Adapun setelah empat sahabat tersebut, pemerintahan Islam terpecah menjadi beberapa dinasti. Mula-mula hanya terdiri dua Dinasti yaitu Umayyah dan Abassiyah. Tapi seiring meluasnya wilayah Islam sekaligus konflik-konflik politik, pemerintahan Islam terbagi-bagi menjadi dinasti-dinasti kecil.
Dalam sejarahnya, dinasti-dinasti tersebut memberi keuntungan penyebaran Islam ke berbagai penjuru. Bahkan beberapa negara Eropa pernah dikuasai oleh Islam yang juga turut membangun peradaban di sana. Namun keniscayaan di bumi tentu berlangsung, saat suatu peradaban maju, ada yang tertinggal. Semua hanya menunggu giliran.

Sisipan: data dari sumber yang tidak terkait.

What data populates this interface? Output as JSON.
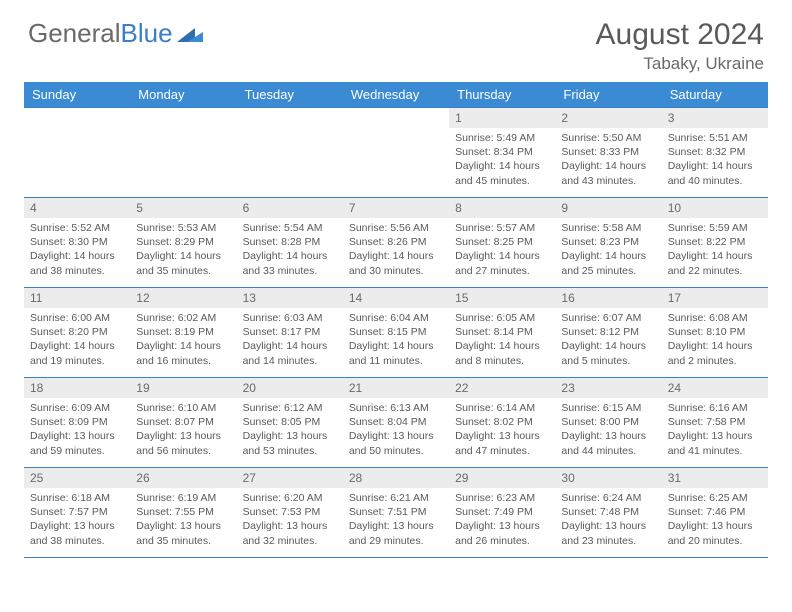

Di balik majunya peradaban dan keilmuan di bawah naungan dinasti-dinasti itu, ada kisah kelam yang tak banyak diceritakan. Kisah-kisah penyiksaan bahkan pembunuhan yang dilakukan oleh pemerintah kepada para ilmuwan dan ulama karena memaksakan satu ideologi tertentu yang mereka yakini kebenarannya.

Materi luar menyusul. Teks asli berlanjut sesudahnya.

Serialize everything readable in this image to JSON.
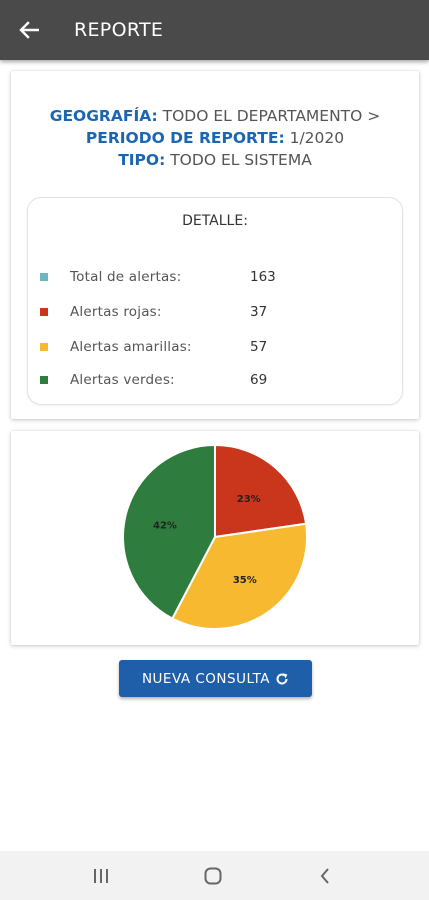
{
  "appbar": {
    "title": "REPORTE",
    "back_icon": "arrow-left-icon"
  },
  "info": {
    "geografia_label": "GEOGRAFÍA:",
    "geografia_value": "TODO EL DEPARTAMENTO >",
    "periodo_label": "PERIODO DE REPORTE:",
    "periodo_value": "1/2020",
    "tipo_label": "TIPO:",
    "tipo_value": "TODO EL SISTEMA"
  },
  "detalle": {
    "title": "DETALLE:",
    "rows": [
      {
        "label": "Total de alertas:",
        "value": "163",
        "color": "#6fb7c0"
      },
      {
        "label": "Alertas rojas:",
        "value": "37",
        "color": "#c9361c"
      },
      {
        "label": "Alertas amarillas:",
        "value": "57",
        "color": "#f6b92f"
      },
      {
        "label": "Alertas verdes:",
        "value": "69",
        "color": "#2e7d3f"
      }
    ]
  },
  "chart_data": {
    "type": "pie",
    "categories": [
      "Alertas rojas",
      "Alertas amarillas",
      "Alertas verdes"
    ],
    "values": [
      37,
      57,
      69
    ],
    "labels": [
      "23%",
      "35%",
      "42%"
    ],
    "colors": [
      "#c9361c",
      "#f6b92f",
      "#2e7d3f"
    ]
  },
  "button": {
    "label": "NUEVA CONSULTA",
    "icon": "refresh-icon"
  },
  "system_nav": {
    "recents_icon": "recents-icon",
    "home_icon": "home-icon",
    "back_icon": "back-chevron-icon"
  }
}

Sejarah harus jujur mengungkapkan bahwa beberapa ilmuwan muslim dan ulama yang kini karyanya masih kita pelajari, tersiksa dan wafat dengan cara yang tragis. Peristiwa itu disebut Mihnah yang mengacu pada periode penyiksaan ilmuwan muslim dan ulama.
Salah satu contohnya adalah penyiksaan yang dialami oleh Imam Bukhari karena dipaksa untuk menerima konsep kemakhlukan Alquran yang dianut oleh Mu’tazilah. (Baca: Tujuh Ulama yang Dipenjara Era Khalifah Islamiyah).

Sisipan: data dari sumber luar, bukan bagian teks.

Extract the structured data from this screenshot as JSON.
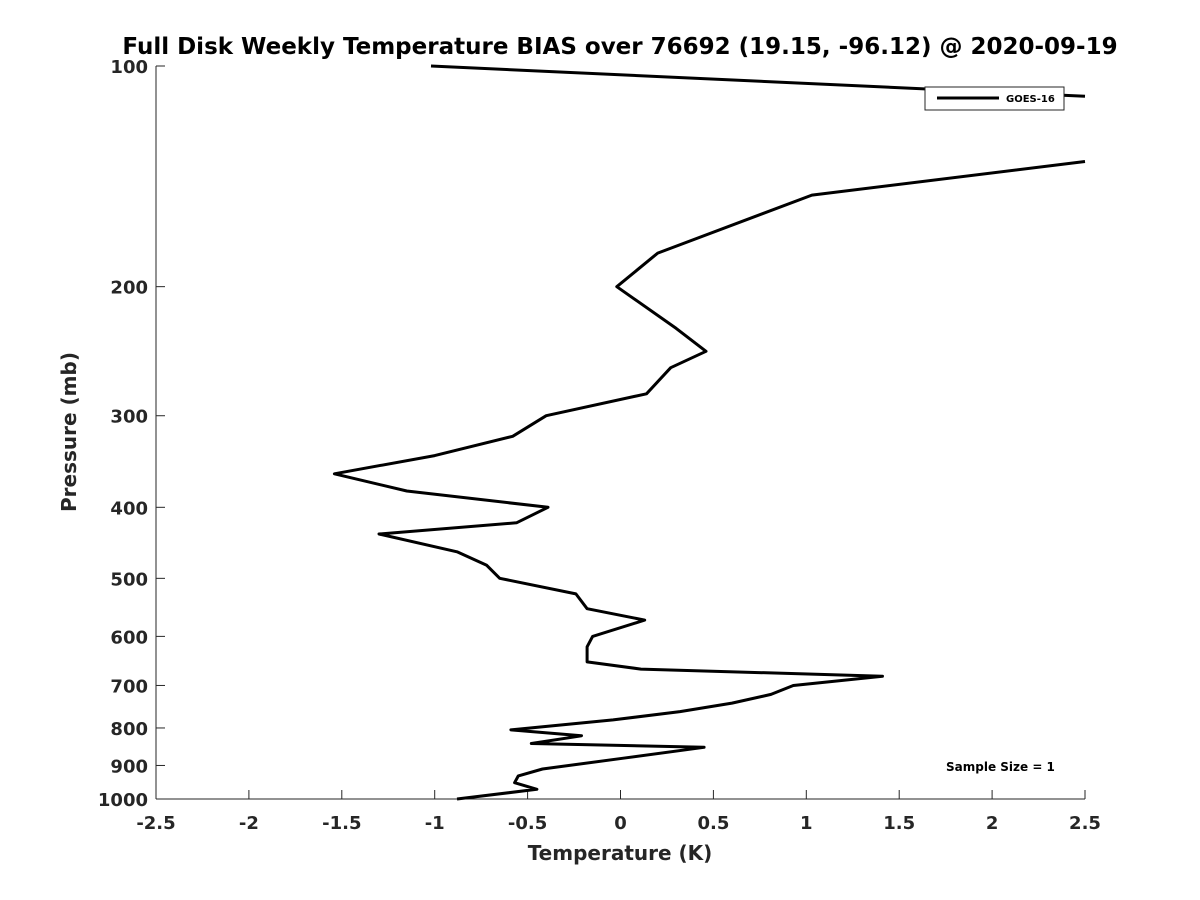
{
  "chart_data": {
    "type": "line",
    "title": "Full Disk Weekly Temperature BIAS over 76692 (19.15, -96.12) @ 2020-09-19",
    "xlabel": "Temperature (K)",
    "ylabel": "Pressure (mb)",
    "xlim": [
      -2.5,
      2.5
    ],
    "ylim": [
      100,
      1000
    ],
    "y_scale": "log",
    "y_reversed": true,
    "x_ticks": [
      -2.5,
      -2,
      -1.5,
      -1,
      -0.5,
      0,
      0.5,
      1,
      1.5,
      2,
      2.5
    ],
    "x_tick_labels": [
      "-2.5",
      "-2",
      "-1.5",
      "-1",
      "-0.5",
      "0",
      "0.5",
      "1",
      "1.5",
      "2",
      "2.5"
    ],
    "y_ticks": [
      100,
      200,
      300,
      400,
      500,
      600,
      700,
      800,
      900,
      1000
    ],
    "y_tick_labels": [
      "100",
      "200",
      "300",
      "400",
      "500",
      "600",
      "700",
      "800",
      "900",
      "1000"
    ],
    "grid": false,
    "legend": {
      "placement": "top-right",
      "entries": [
        "GOES-16"
      ]
    },
    "annotation": "Sample Size = 1",
    "series": [
      {
        "name": "GOES-16",
        "color": "#000000",
        "points": [
          [
            -1.02,
            100
          ],
          [
            2.5,
            110
          ],
          [
            null,
            null
          ],
          [
            2.5,
            135
          ],
          [
            1.03,
            150
          ],
          [
            0.2,
            180
          ],
          [
            -0.02,
            200
          ],
          [
            0.3,
            228
          ],
          [
            0.46,
            245
          ],
          [
            0.27,
            258
          ],
          [
            0.14,
            280
          ],
          [
            -0.4,
            300
          ],
          [
            -0.58,
            320
          ],
          [
            -1.0,
            340
          ],
          [
            -1.54,
            360
          ],
          [
            -1.15,
            380
          ],
          [
            -0.39,
            400
          ],
          [
            -0.56,
            420
          ],
          [
            -1.3,
            435
          ],
          [
            -0.88,
            460
          ],
          [
            -0.72,
            480
          ],
          [
            -0.65,
            500
          ],
          [
            -0.24,
            525
          ],
          [
            -0.18,
            550
          ],
          [
            0.13,
            570
          ],
          [
            -0.15,
            600
          ],
          [
            -0.18,
            620
          ],
          [
            -0.18,
            650
          ],
          [
            0.11,
            665
          ],
          [
            1.41,
            680
          ],
          [
            0.93,
            700
          ],
          [
            0.81,
            720
          ],
          [
            0.6,
            740
          ],
          [
            0.32,
            760
          ],
          [
            -0.04,
            780
          ],
          [
            -0.59,
            805
          ],
          [
            -0.21,
            820
          ],
          [
            -0.48,
            840
          ],
          [
            0.45,
            850
          ],
          [
            0.01,
            880
          ],
          [
            -0.42,
            910
          ],
          [
            -0.55,
            930
          ],
          [
            -0.57,
            950
          ],
          [
            -0.45,
            970
          ],
          [
            -0.88,
            1000
          ]
        ]
      }
    ]
  }
}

Dikutip dari buku “Al-Bukhari dan Metode Kritik Hadis” karya Mohammad Nabiel yang merujuk kitab-kitab sejarah diceritakan beberapa penganiayaan dan pembunuhan terhadap para ilmuwan muslim yang dilakukan oleh Khalifah al-Ma’mun dan dilanggengkan oleh khalifah-khalifah berikutnya.
Ia menjunjung teologi Mu’tazilah dan memaksakannya pada setiap penduduk di wilayah kekuasaannya. Kisah serupa juga dialami oleh Imam Ahmad bin Hanbal (164-241 H). Ia dipenjara selama 18 bulan oleh al-Ma’mun yang saat itu menjabat sebagai khalifah Dinasti Abbasiyah.
Saat itu, ia menganut paham Mu’tazilah yang mengatakan bahwa Alquran adalah makhluk. Siapapun yang berhaluan dari paham tersebut akan mendapat tindakan penyiksaan, dan salah satunya adalah Imam Ahmad bin Hanbal.
Begitu juga ulama hadis, Imam Nasa’i (w. 303 H) yang mendapatkan penyiksaan sampai ia wafat karena menolak untuk memuji Muawiyah dan menolak memberi pembenaran atas suatu kebijakan politik tertentu.
Imam Syafi’i, seorang pakar fikih yang melahirkan mazhab Syafi’iyah hingga diikuti banyak muslim terutama di wilayah Asia Tenggara, juga menolak paham Mu’tazilah hingga akhirnya ia memutuskan pindah ke Mesir.
Pada saat itu, merujuk pada karya Kyai Mustofa Ali Ya’qub yang berjudul “Imam Bukhari dan Metodologi Kritik dalam Ilmu Hadis”, Imam Syafii sempat ditanya oleh utusan Khalifah al-Ma’mun tentang pendapatnya mengenai kemakhlukan Alquran. Imam Syafi’i lalu mengangkat jari telunjuknya dan mengatakan, “ini makhluk!” untuk mengecoh mereka agar bisa melarikan diri ke Mesir.
Sayf al-Din al-Amidi (w. 631 H), seorang ahli fikih bermazhab Hanbali dituduh melakukan bid’ah akibat fitnah dan kedengkian kepadanya. Imam al-Baydhawi (w. 685 H), seorang kami bermazhab Syafi’i mendapat banyak penderitaan karena dituduh menganut ajaran Syi’ah.
Ibnu al-Qayyim al-Jawziyah (w. 751 H) beserta gurunya, Ibnu Taimiyah (w. 728 H), dipenjara dan disiksa karena menolak untuk mengeluarkan fatwa yang dipesan oleh pemerintah saat itu. Masih terus karena periode mihnah yang disebabkan oleh kuatnya ideologi Mu’tazilah, Imam al-Subki (w. 771 H) yang menjadi hakim agung di Suriah dipenjara dan disiksa karena dituduh melakukan bid’ah.
Demikian kisah penyiksaan ulama atau yang disebut periode Mihnah. Peristiwa Mihnah menunjukkan bahwa memaksakan ideologi tertentu pada suatu pemerintahan dan menjadikannya dasar negara justru akan memecah belah persatuan masyarakat. Ini diakibatkan oleh keyakinan pada kebenaran yang dianggap tunggal.’